District officials said this week that the initial launch of the program was successful enough that it will be expanded next week — just in time for National School Breakfast Week.
Food Services Director Corbett Nicholas told the School Committee this week that expanding breakfast service has been part of a national effort to increase participation from the student body.

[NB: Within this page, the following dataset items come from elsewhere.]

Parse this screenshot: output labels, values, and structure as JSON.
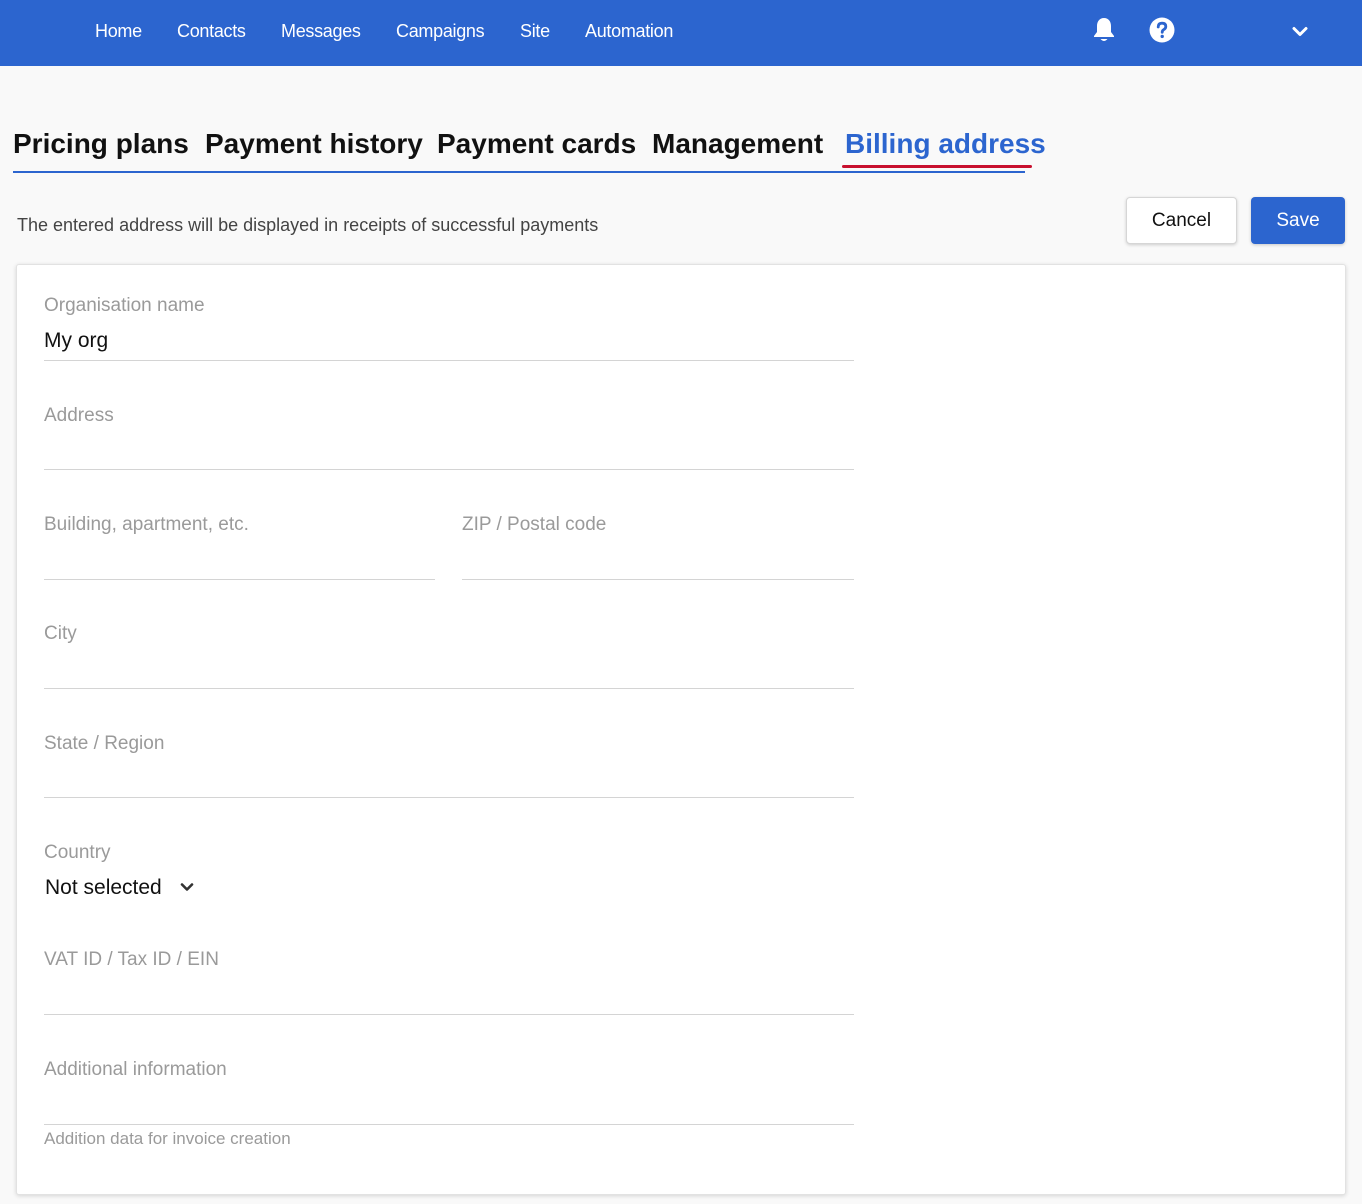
{
  "nav": {
    "items": [
      "Home",
      "Contacts",
      "Messages",
      "Campaigns",
      "Site",
      "Automation"
    ],
    "icons": [
      "bell-icon",
      "help-icon",
      "chevron-down-icon"
    ]
  },
  "tabs": {
    "items": [
      "Pricing plans",
      "Payment history",
      "Payment cards",
      "Management",
      "Billing address"
    ],
    "active": "Billing address"
  },
  "page": {
    "hint": "The entered address will be displayed in receipts of successful payments"
  },
  "actions": {
    "cancel_label": "Cancel",
    "save_label": "Save"
  },
  "form": {
    "org_name": {
      "label": "Organisation name",
      "value": "My org"
    },
    "address": {
      "label": "Address",
      "value": ""
    },
    "building": {
      "label": "Building, apartment, etc.",
      "value": ""
    },
    "zip": {
      "label": "ZIP / Postal code",
      "value": ""
    },
    "city": {
      "label": "City",
      "value": ""
    },
    "state": {
      "label": "State / Region",
      "value": ""
    },
    "country": {
      "label": "Country",
      "value": "Not selected"
    },
    "vat": {
      "label": "VAT ID / Tax ID / EIN",
      "value": ""
    },
    "additional": {
      "label": "Additional information",
      "value": "",
      "helper": "Addition data for invoice creation"
    }
  },
  "colors": {
    "primary": "#2c65cf",
    "active_underline": "#c8102e",
    "label_gray": "#9a9a9a"
  }
}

Schools in Pittsfield, Adams and Springfield already have piloted similar programs, he said.
Nationally, the average breakfast participation is 36 percent of enrollment, while lunch participation is closer to 80 percent.

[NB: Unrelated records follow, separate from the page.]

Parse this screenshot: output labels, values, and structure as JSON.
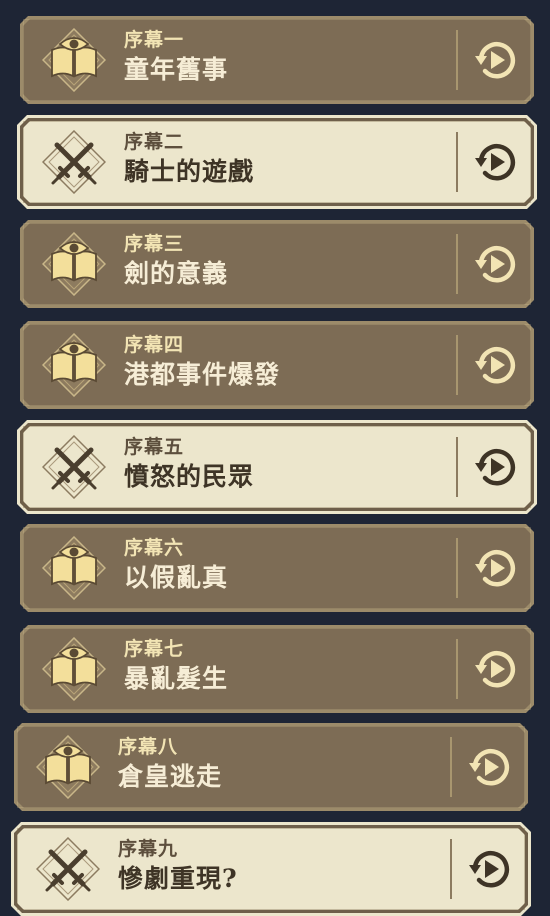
{
  "chapters": [
    {
      "chapter": "序幕一",
      "title": "童年舊事",
      "style": "dark",
      "icon": "book-eye-icon"
    },
    {
      "chapter": "序幕二",
      "title": "騎士的遊戲",
      "style": "light",
      "icon": "crossed-swords-icon"
    },
    {
      "chapter": "序幕三",
      "title": "劍的意義",
      "style": "dark",
      "icon": "book-eye-icon"
    },
    {
      "chapter": "序幕四",
      "title": "港都事件爆發",
      "style": "dark",
      "icon": "book-eye-icon"
    },
    {
      "chapter": "序幕五",
      "title": "憤怒的民眾",
      "style": "light",
      "icon": "crossed-swords-icon"
    },
    {
      "chapter": "序幕六",
      "title": "以假亂真",
      "style": "dark",
      "icon": "book-eye-icon"
    },
    {
      "chapter": "序幕七",
      "title": "暴亂髮生",
      "style": "dark",
      "icon": "book-eye-icon"
    },
    {
      "chapter": "序幕八",
      "title": "倉皇逃走",
      "style": "dark",
      "icon": "book-eye-icon"
    },
    {
      "chapter": "序幕九",
      "title": "慘劇重現?",
      "style": "light",
      "icon": "crossed-swords-icon"
    }
  ],
  "replay_icon": "replay-icon",
  "colors": {
    "background": "#1e2535",
    "dark_card": "#7d6c55",
    "light_card": "#ece6cc",
    "accent_gold": "#f2e4b4"
  }
}
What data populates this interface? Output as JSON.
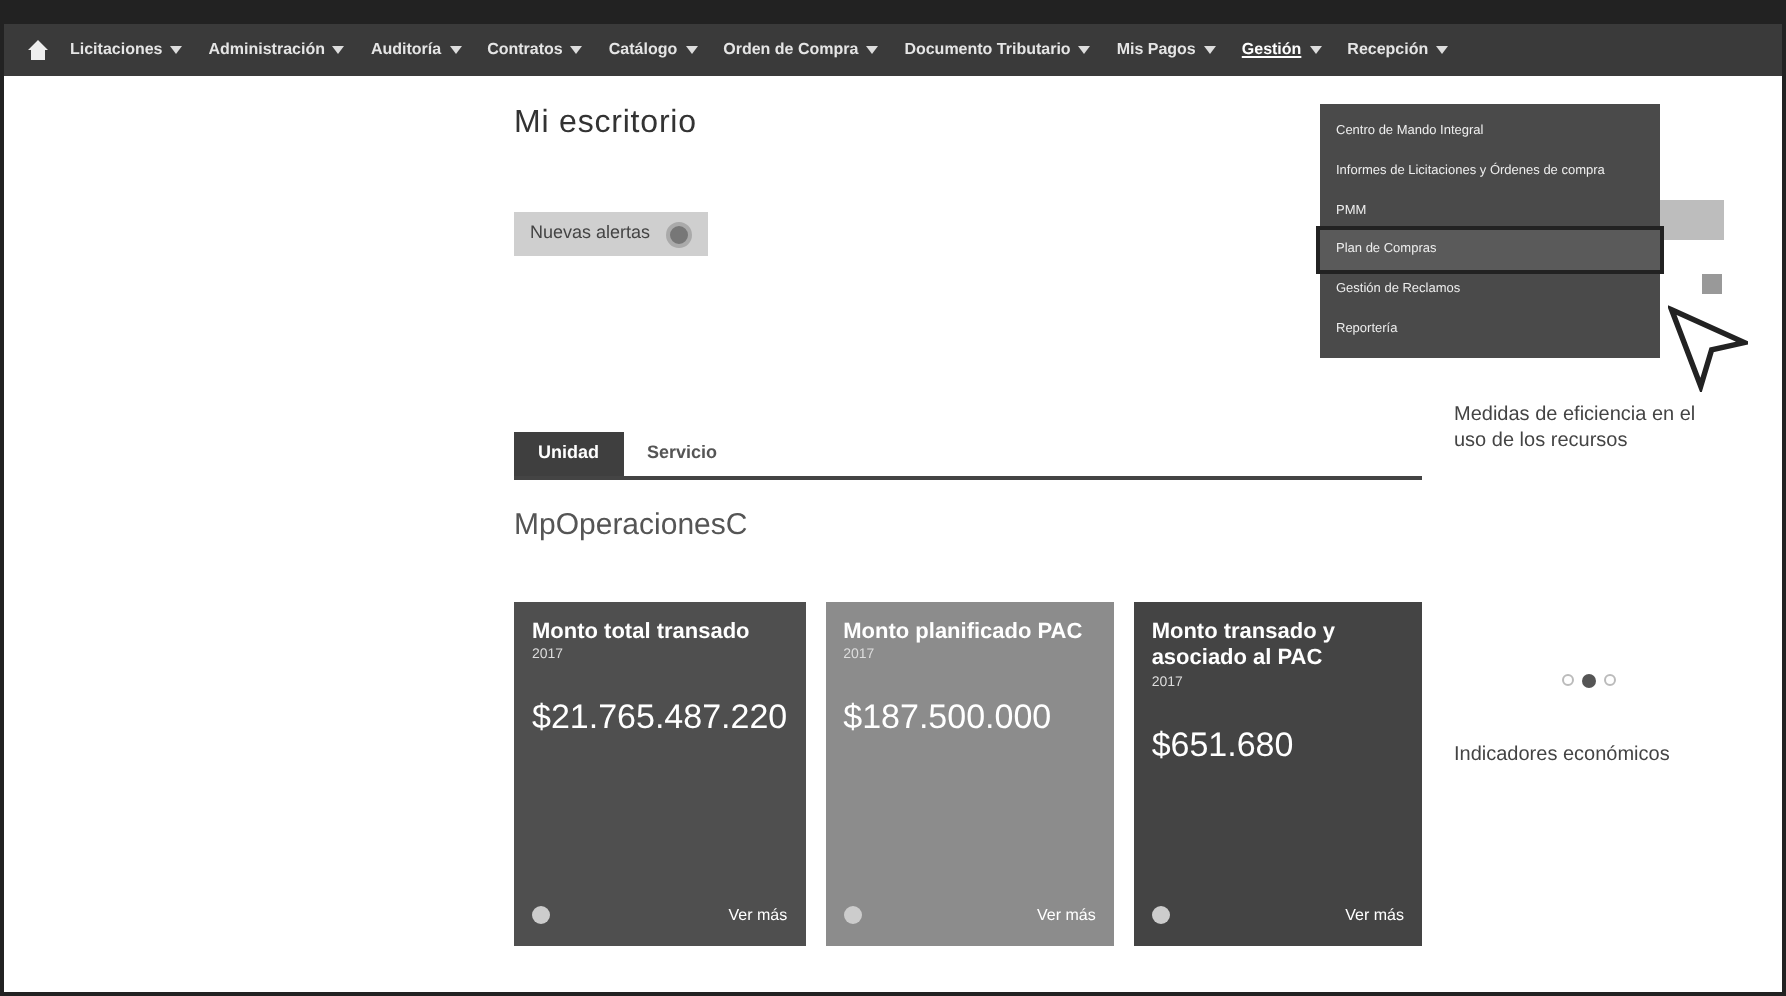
{
  "nav": {
    "items": [
      {
        "label": "Licitaciones",
        "open": false
      },
      {
        "label": "Administración",
        "open": false
      },
      {
        "label": "Auditoría",
        "open": false
      },
      {
        "label": "Contratos",
        "open": false
      },
      {
        "label": "Catálogo",
        "open": false
      },
      {
        "label": "Orden de Compra",
        "open": false
      },
      {
        "label": "Documento Tributario",
        "open": false
      },
      {
        "label": "Mis Pagos",
        "open": false
      },
      {
        "label": "Gestión",
        "open": true
      },
      {
        "label": "Recepción",
        "open": false
      }
    ]
  },
  "dropdown": {
    "items": [
      {
        "label": "Centro de Mando Integral",
        "selected": false
      },
      {
        "label": "Informes de Licitaciones y Órdenes de compra",
        "selected": false
      },
      {
        "label": "PMM",
        "selected": false
      },
      {
        "label": "Plan de Compras",
        "selected": true
      },
      {
        "label": "Gestión de Reclamos",
        "selected": false
      },
      {
        "label": "Reportería",
        "selected": false
      }
    ]
  },
  "page": {
    "title": "Mi escritorio",
    "alerts_button": "Nuevas alertas"
  },
  "tabs": [
    {
      "label": "Unidad",
      "selected": true
    },
    {
      "label": "Servicio",
      "selected": false
    }
  ],
  "unit": {
    "name": "MpOperacionesC"
  },
  "cards": [
    {
      "title": "Monto total transado",
      "year": "2017",
      "amount": "$21.765.487.220",
      "link": "Ver más",
      "color": "#4f4f4f"
    },
    {
      "title": "Monto planificado PAC",
      "year": "2017",
      "amount": "$187.500.000",
      "link": "Ver más",
      "color": "#8c8c8c"
    },
    {
      "title": "Monto transado y asociado al PAC",
      "year": "2017",
      "amount": "$651.680",
      "link": "Ver más",
      "color": "#444444"
    }
  ],
  "sidebar": {
    "efficiency_title": "Medidas de eficiencia en el uso de los recursos",
    "indicators_title": "Indicadores económicos"
  }
}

"There's really been an effort over the past five or six years to increase that participation," Nicholas said, "especially as it's tied to free and reduced lunch rates."
About 72 percent of the student body at Brayton qualifies for a free or reduced lunch, but only 49 percent of the students were eating breakfast in the school's cafeteria.

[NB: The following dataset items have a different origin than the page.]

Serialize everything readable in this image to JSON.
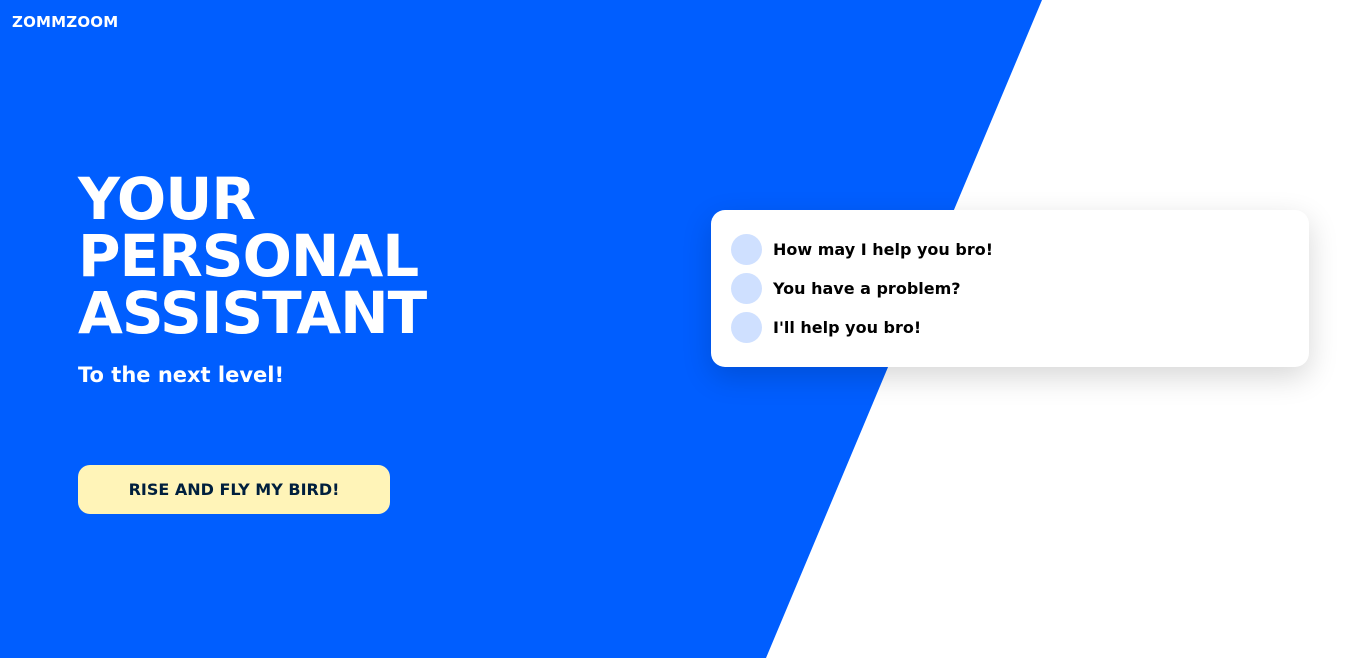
{
  "brand": {
    "logo": "ZOMMZOOM"
  },
  "hero": {
    "title_lines": [
      "YOUR",
      "PERSONAL",
      "ASSISTANT"
    ],
    "tagline": "To the next level!",
    "cta_label": "RISE AND FLY MY BIRD!"
  },
  "chat": {
    "messages": [
      "How may I help you bro!",
      "You have a problem?",
      "I'll help you bro!"
    ]
  },
  "colors": {
    "primary_blue": "#005eff",
    "cta_background": "#fff4b8",
    "avatar_placeholder": "#cfe0ff"
  }
}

"Where are those other kids — that are either at or below poverty — where are they eating, if they're eating at all?" Nicholas asked. "We're trying to bridge that gap."
In the seven classrooms that the program has been tested in for the last month, the participation rates skyrocketed from near 50 percent to about 90 percent.
Students have a handful of choices for breakfast, mostly prepackaged items like cereals, honey buns, and Pop-Tarts. Although they are name-brand items, Nicholas said they are formulated differently than what's found in a supermarket in order to meet nutrition standards.
The district also has a goal to roll out a hot breakfast once a week to the students.
Officials also argued that by eating breakfast in the classroom, students are more focused on eating and not in the center of a chaotic cafeteria. It also provides them more time to eat, according to Brayton Principal John Franzoni.
"It's just a nice way to start the day, rather than going in the cafeteria, where there's 100 [to] 150 kids," Franzoni said.
With the program already partially in place, Superintendent James Montepare said the commotion in the cafeteria has already drastically reduced.
"Not only are they having a healthy breakfast, but they're able to sit and socialize in small groups, and that's part of every button we can push," Montepare said.